A diretoria da OAB de Santa Catarina, a diretoria da subseção de Blumenau da OAB e a Comissão de Igualdade Racial da Seccional repudiaram o episódio em nota:

"Em Blumenau, dias atrás, algumas ruas amanheceram com cartazes que contêm ameaças neonazistas. Isso ocorre a poucos dias da Oktoberfest, quando boa parte dos brasileiros estará com os olhos voltados para uma das maiores festas do mundo. Os cartazes, pasmem, dizem 'Negro, comunista, antifa e macumbeiro. Estamos de olho em você'. Um ato bárbaro, covarde, praticado às escondidas por indivíduos que não ousam mostrar a cara, por certo cientes do caráter abominável do que fazem. Atos, além disso, que de forma alguma refletem o espírito da maioria da população".

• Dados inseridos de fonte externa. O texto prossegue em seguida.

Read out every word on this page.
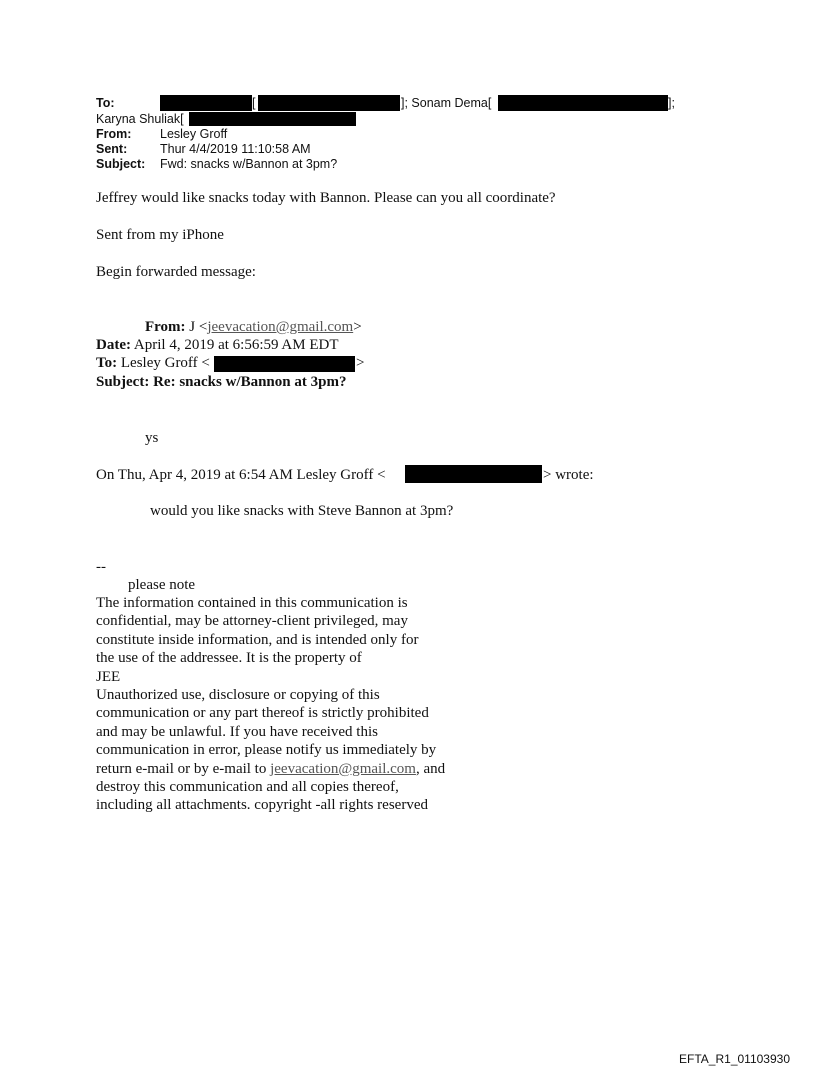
To:	[	]; Sonam Dema[	];
Karyna Shuliak[
From: Lesley Groff
Sent:	Thur 4/4/2019 11:10:58 AM
Subject: Fwd: snacks w/Bannon at 3pm?
Jeffrey would like snacks today with Bannon. Please can you all coordinate?
Sent from my iPhone
Begin forwarded message:
From: J <jeevacation@gmail.com>
Date: April 4, 2019 at 6:56:59 AM EDT
To: Lesley Groff <	>
Subject: Re: snacks w/Bannon at 3pm?
ys
On Thu, Apr 4, 2019 at 6:54 AM Lesley Groff <	> wrote:
would you like snacks with Steve Bannon at 3pm?
--
please note
The information contained in this communication is
confidential, may be attorney-client privileged, may
constitute inside information, and is intended only for
the use of the addressee. It is the property of
JEE
Unauthorized use, disclosure or copying of this
communication or any part thereof is strictly prohibited
and may be unlawful. If you have received this
communication in error, please notify us immediately by
return e-mail or by e-mail to jeevacation@gmail.com, and
destroy this communication and all copies thereof,
including all attachments. copyright -all rights reserved
EFTA_R1_01103930
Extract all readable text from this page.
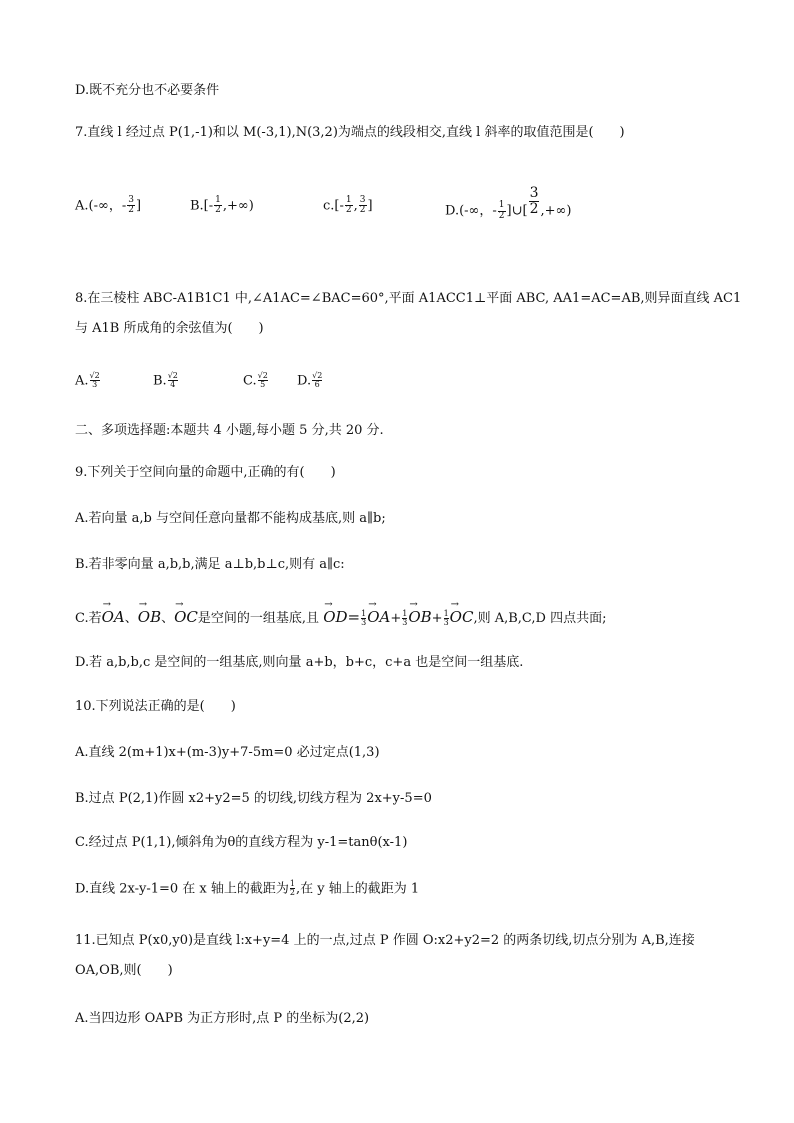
D.既不充分也不必要条件
7.直线 l 经过点 P(1,-1)和以 M(-3,1),N(3,2)为端点的线段相交,直线 l 斜率的取值范围是(　　)
A.(-∞，- $\frac{3}{2}$ ]	$B.[- \frac{1}{2}$ ,+∞)	$c.[- \frac{1}{2}$ , $\frac{3}{2}$ ]	D.(-∞，- $\frac{1}{2}$ ]∪[ $\frac{3}{2}$ ,+∞)
8.在三棱柱 ABC-A1B1C1 中,∠A1AC=∠BAC=60°,平面 A1ACC1⊥平面 ABC, AA1=AC=AB,则异面直线 AC1
与 A1B 所成角的余弦值为(　　)
A. $\frac{√2}{3}$	B. $\frac{√2}{4}$	C. $\frac{√2}{5} D$. $\frac{√2}{6}$
二、多项选择题:本题共 4 小题,每小题 5 分,共 20 分.
9.下列关于空间向量的命题中,正确的有(　　)
A.若向量 a,b 与空间任意向量都不能构成基底,则 a∥b;
B.若非零向量 a,b,b,满足 a⊥b,b⊥c,则有 a∥c:
C.若→ OA、→ OB、→ OC是空间的一组基底,且 → $OD= \frac{1}{3}$
→ $OA+ \frac{1}{3}$
→ $OB+ \frac{1}{3}$
→ OC,则 A,B,C,D 四点共面;
D.若 a,b,b,c 是空间的一组基底,则向量 a+b，b+c，c+a 也是空间一组基底.
10.下列说法正确的是(　　)
A.直线 2(m+1)x+(m-3)y+7-5m=0 必过定点(1,3)
B.过点 P(2,1)作圆 x2+y2=5 的切线,切线方程为 2x+y-5=0
C.经过点 P(1,1),倾斜角为θ的直线方程为 y-1=tanθ(x-1)
D.直线 2x-y-1=0 在 x 轴上的截距为 $\frac{1}{2}$ ,在 y 轴上的截距为 1
11.已知点 P(x0,y0)是直线 l:x+y=4 上的一点,过点 P 作圆 O:x2+y2=2 的两条切线,切点分别为 A,B,连接
OA,OB,则(　　)
A.当四边形 OAPB 为正方形时,点 P 的坐标为(2,2)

"A Seccional catarinense da Ordem dos Advogados do Brasil e a Subseção de Blumenau, assim como a Comissão de Igualdade Racial da Seccional, não podem silenciar diante de fatos tão graves e manifestam repúdio àqueles que, de forma irresponsável, sem medir consequências, ousam atentar contra seus semelhantes de forma infame. Da mesma forma, é inadmissível que num espaço público pessoas continuem sendo desrespeitadas e tendo sua dignidade ofendida".

"Pelos motivos acima expostos, a OAB se une às inúmeras manifestações de repúdio e pede que os órgãos competentes investiguem os fatos a fim de punir exemplarmente os autores".